Further studies are required to explain the failure of anti-HMGB-1 antibody-based intervention in this model. In the current study, anti-HMGB1 treatment did not affect circulating levels of inflammatory cytokines induced by PbA infection, although the same antibody has been shown to attenuate levels of inflammatory cytokines induced by CLP in an experimental sepsis model
. This could suggest that excessive pro-inflammatory responses in this model are not mediated by HMGB1, as has been previously described for other inflammatory diseases. Some, but not all, studies suggest that HMGB1 does not have direct cytokine activity but instead functions as a complex with TLR ligands (e g, LPS) to enhance or promote their effects, a function that may not be relevant for severe malaria pathology caused by malaria toxins or by-products. TLR4 has been identified as a principal receptor that meditates HMGB1-induced cytokine production and immunopathology
. Although the exact role for TLRs in CM remains to be elucidated, a number of studies suggest that the pathogenesis of PbA-induced SM is independent of TLR4
, unlike the pathogenesis of sepsis where mice deficient in TLR4 are highly resistant to the development of LPS-induced septic shock
. Although the study does not support the use of this anti-HMGB1 mAb, at the dose employed, as treatment in this context, it does not rule out a role for extracellular HMGB1 in the pathogenesis of P. falciparum-induced CM in humans. Further studies to elucidate the role of HMGB1, using strategies not employed and/or outside the scope of the current study, are warranted. It is also important to note that this study was carried out with a single neutralizing monoclonal antibody. It is possible that additional strategies to block HMGB1, including antibodies raised against the B box subunit domain of HMBG1, may yield more favourable outcomes.
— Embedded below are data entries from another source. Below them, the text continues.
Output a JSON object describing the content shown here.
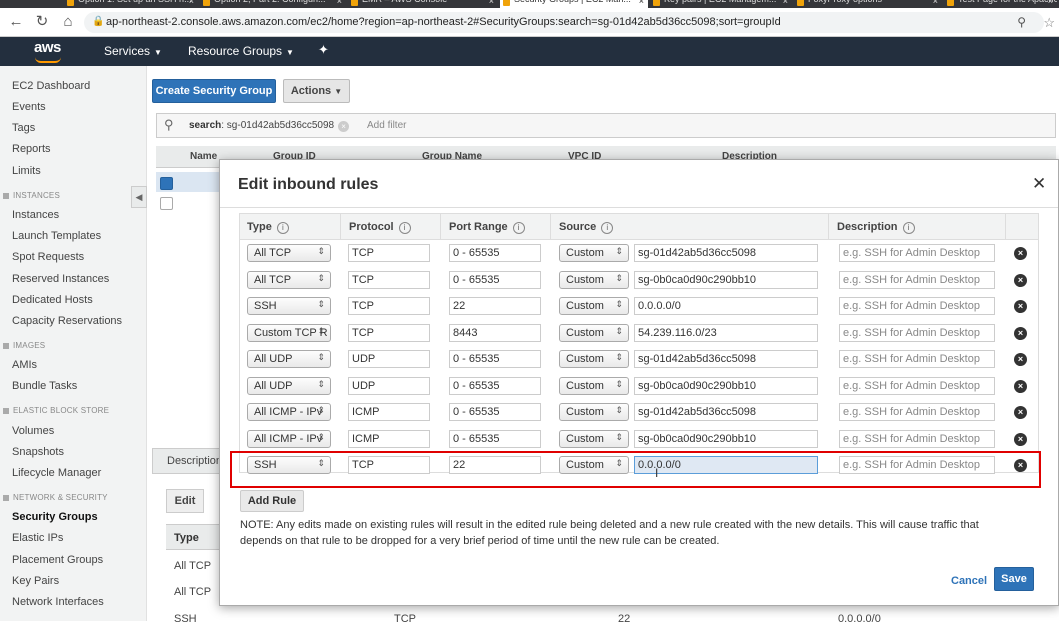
{
  "browser": {
    "tabs": [
      {
        "label": "Option 1: Set up an SSH h...",
        "active": false
      },
      {
        "label": "Option 2, Part 2: Configuri...",
        "active": false
      },
      {
        "label": "EMR – AWS Console",
        "active": false
      },
      {
        "label": "Security Groups | EC2 Man...",
        "active": true
      },
      {
        "label": "Key pairs | EC2 Managem...",
        "active": false
      },
      {
        "label": "FoxyProxy options",
        "active": false
      },
      {
        "label": "Test Page for the Apache",
        "active": false
      }
    ],
    "url": "ap-northeast-2.console.aws.amazon.com/ec2/home?region=ap-northeast-2#SecurityGroups:search=sg-01d42ab5d36cc5098;sort=groupId"
  },
  "aws_nav": {
    "logo": "aws",
    "services": "Services",
    "resource_groups": "Resource Groups"
  },
  "sidebar": {
    "items": [
      {
        "label": "EC2 Dashboard",
        "type": "item"
      },
      {
        "label": "Events",
        "type": "item"
      },
      {
        "label": "Tags",
        "type": "item"
      },
      {
        "label": "Reports",
        "type": "item"
      },
      {
        "label": "Limits",
        "type": "item"
      },
      {
        "label": "INSTANCES",
        "type": "head"
      },
      {
        "label": "Instances",
        "type": "item"
      },
      {
        "label": "Launch Templates",
        "type": "item"
      },
      {
        "label": "Spot Requests",
        "type": "item"
      },
      {
        "label": "Reserved Instances",
        "type": "item"
      },
      {
        "label": "Dedicated Hosts",
        "type": "item"
      },
      {
        "label": "Capacity Reservations",
        "type": "item"
      },
      {
        "label": "IMAGES",
        "type": "head"
      },
      {
        "label": "AMIs",
        "type": "item"
      },
      {
        "label": "Bundle Tasks",
        "type": "item"
      },
      {
        "label": "ELASTIC BLOCK STORE",
        "type": "head"
      },
      {
        "label": "Volumes",
        "type": "item"
      },
      {
        "label": "Snapshots",
        "type": "item"
      },
      {
        "label": "Lifecycle Manager",
        "type": "item"
      },
      {
        "label": "NETWORK & SECURITY",
        "type": "head"
      },
      {
        "label": "Security Groups",
        "type": "item",
        "active": true
      },
      {
        "label": "Elastic IPs",
        "type": "item"
      },
      {
        "label": "Placement Groups",
        "type": "item"
      },
      {
        "label": "Key Pairs",
        "type": "item"
      },
      {
        "label": "Network Interfaces",
        "type": "item"
      }
    ]
  },
  "main": {
    "create_button": "Create Security Group",
    "actions_button": "Actions",
    "search_token_key": "search",
    "search_token_value": ": sg-01d42ab5d36cc5098",
    "add_filter": "Add filter",
    "columns": [
      "Name",
      "Group ID",
      "Group Name",
      "VPC ID",
      "Description"
    ],
    "description_tab": "Description",
    "edit_button": "Edit",
    "lower_type_header": "Type",
    "lower_rows": [
      {
        "type": "All TCP"
      },
      {
        "type": "All TCP"
      },
      {
        "type": "SSH",
        "protocol": "TCP",
        "port": "22",
        "source": "0.0.0.0/0"
      }
    ]
  },
  "modal": {
    "title": "Edit inbound rules",
    "columns": {
      "type": "Type",
      "protocol": "Protocol",
      "port_range": "Port Range",
      "source": "Source",
      "description": "Description"
    },
    "rules": [
      {
        "type": "All TCP",
        "protocol": "TCP",
        "port": "0 - 65535",
        "source_type": "Custom",
        "source": "sg-01d42ab5d36cc5098",
        "description_placeholder": "e.g. SSH for Admin Desktop"
      },
      {
        "type": "All TCP",
        "protocol": "TCP",
        "port": "0 - 65535",
        "source_type": "Custom",
        "source": "sg-0b0ca0d90c290bb10",
        "description_placeholder": "e.g. SSH for Admin Desktop"
      },
      {
        "type": "SSH",
        "protocol": "TCP",
        "port": "22",
        "source_type": "Custom",
        "source": "0.0.0.0/0",
        "description_placeholder": "e.g. SSH for Admin Desktop"
      },
      {
        "type": "Custom TCP R",
        "protocol": "TCP",
        "port": "8443",
        "source_type": "Custom",
        "source": "54.239.116.0/23",
        "description_placeholder": "e.g. SSH for Admin Desktop"
      },
      {
        "type": "All UDP",
        "protocol": "UDP",
        "port": "0 - 65535",
        "source_type": "Custom",
        "source": "sg-01d42ab5d36cc5098",
        "description_placeholder": "e.g. SSH for Admin Desktop"
      },
      {
        "type": "All UDP",
        "protocol": "UDP",
        "port": "0 - 65535",
        "source_type": "Custom",
        "source": "sg-0b0ca0d90c290bb10",
        "description_placeholder": "e.g. SSH for Admin Desktop"
      },
      {
        "type": "All ICMP - IPv",
        "protocol": "ICMP",
        "port": "0 - 65535",
        "source_type": "Custom",
        "source": "sg-01d42ab5d36cc5098",
        "description_placeholder": "e.g. SSH for Admin Desktop"
      },
      {
        "type": "All ICMP - IPv",
        "protocol": "ICMP",
        "port": "0 - 65535",
        "source_type": "Custom",
        "source": "sg-0b0ca0d90c290bb10",
        "description_placeholder": "e.g. SSH for Admin Desktop"
      },
      {
        "type": "SSH",
        "protocol": "TCP",
        "port": "22",
        "source_type": "Custom",
        "source": "0.0.0.0/0",
        "description_placeholder": "e.g. SSH for Admin Desktop",
        "highlighted": true
      }
    ],
    "add_rule": "Add Rule",
    "note": "NOTE: Any edits made on existing rules will result in the edited rule being deleted and a new rule created with the new details. This will cause traffic that depends on that rule to be dropped for a very brief period of time until the new rule can be created.",
    "cancel": "Cancel",
    "save": "Save"
  },
  "colors": {
    "primary_blue": "#2e73b8",
    "aws_nav": "#232f3e",
    "aws_orange": "#ff9900",
    "highlight_red": "#e00000"
  }
}
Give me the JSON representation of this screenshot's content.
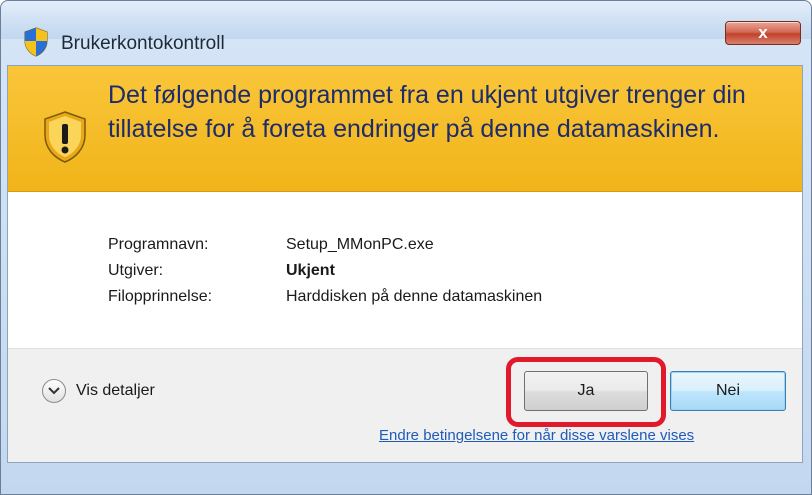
{
  "window": {
    "title": "Brukerkontokontroll",
    "close_label": "x"
  },
  "banner": {
    "message": "Det følgende programmet fra en ukjent utgiver trenger din tillatelse for å foreta endringer på denne datamaskinen."
  },
  "details": [
    {
      "label": "Programnavn:",
      "value": "Setup_MMonPC.exe",
      "bold": false
    },
    {
      "label": "Utgiver:",
      "value": "Ukjent",
      "bold": true
    },
    {
      "label": "Filopprinnelse:",
      "value": "Harddisken på denne datamaskinen",
      "bold": false
    }
  ],
  "footer": {
    "details_toggle_label": "Vis detaljer",
    "yes_label": "Ja",
    "no_label": "Nei",
    "settings_link": "Endre betingelsene for når disse varslene vises"
  },
  "colors": {
    "banner": "#f1b419",
    "banner_text": "#1e2c6b",
    "highlight": "#e01a2b",
    "link": "#1f5bb8",
    "close_button": "#c1412a"
  },
  "icons": {
    "title": "uac-shield-icon",
    "banner": "warning-shield-icon",
    "toggle": "chevron-down-icon"
  }
}
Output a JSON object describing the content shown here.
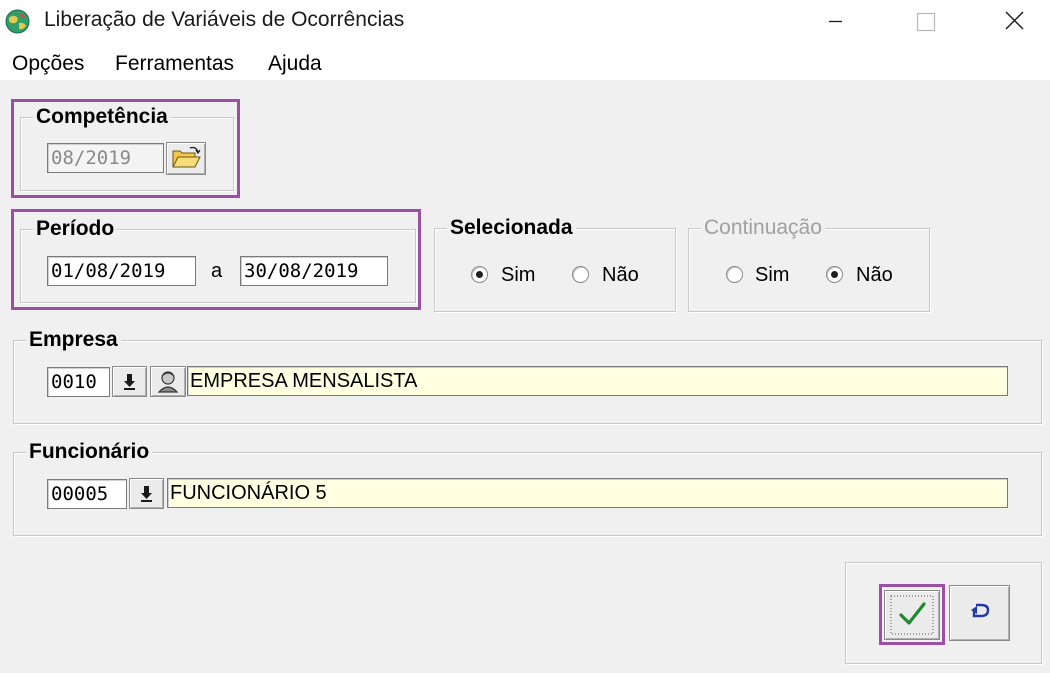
{
  "window": {
    "title": "Liberação de Variáveis de Ocorrências",
    "icon": "globe-app-icon",
    "controls": [
      "minimize-icon",
      "maximize-icon",
      "close-icon"
    ]
  },
  "menu": {
    "items": [
      "Opções",
      "Ferramentas",
      "Ajuda"
    ]
  },
  "competencia": {
    "label": "Competência",
    "value": "08/2019",
    "button_icon": "open-folder-icon"
  },
  "periodo": {
    "label": "Período",
    "start": "01/08/2019",
    "separator": "a",
    "end": "30/08/2019"
  },
  "selecionada": {
    "label": "Selecionada",
    "options": [
      "Sim",
      "Não"
    ],
    "selected": "Sim"
  },
  "continuacao": {
    "label": "Continuação",
    "enabled": false,
    "options": [
      "Sim",
      "Não"
    ],
    "selected": "Não"
  },
  "empresa": {
    "label": "Empresa",
    "code": "0010",
    "name": "EMPRESA MENSALISTA",
    "lookup_icon": "arrow-down-icon",
    "person_icon": "person-icon"
  },
  "funcionario": {
    "label": "Funcionário",
    "code": "00005",
    "name": "FUNCIONÁRIO 5",
    "lookup_icon": "arrow-down-icon"
  },
  "actions": {
    "confirm_icon": "checkmark-icon",
    "undo_icon": "undo-icon"
  },
  "colors": {
    "highlight": "#9b4fa5",
    "name_field_bg": "#ffffe1",
    "confirm_check": "#1e8a2e",
    "undo_arrow": "#1f3aa8"
  }
}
Accumulating evidence indicates that the host response to infection contributes to the pathogenesis of SM. Improved understanding of the pathophysiological mechanisms of SM may lead to novel prognostic tools and therapeutic strategies to improve clinical outcome. In this study, HMGB1 levels at presentation were correlated with falciparum malaria disease severity in a cohort of paediatric patients, and there was a significant difference in admission HMGB1 levels between children who subsequently died from their infection versus those who survived. This study supports further investigation into the potential use of HMGB1 as a biomarker to assess disease severity and prognosis in paediatric malaria. Additional prospective, multicentre studies of SM in areas of varying malaria transmission are required to validate the clinical utility of HMGB1. However, based on the results of this study in a mouse model of SM, HMGB1 neutralization using anti-HMGB1 2G7 mAb does not appear to be a viable therapeutic strategy to improve clinical outcome in this model of severe malaria. Further studies are warranted to elucidate the role of HMGB1 in the pathogenesis of human and experimental SM and CM.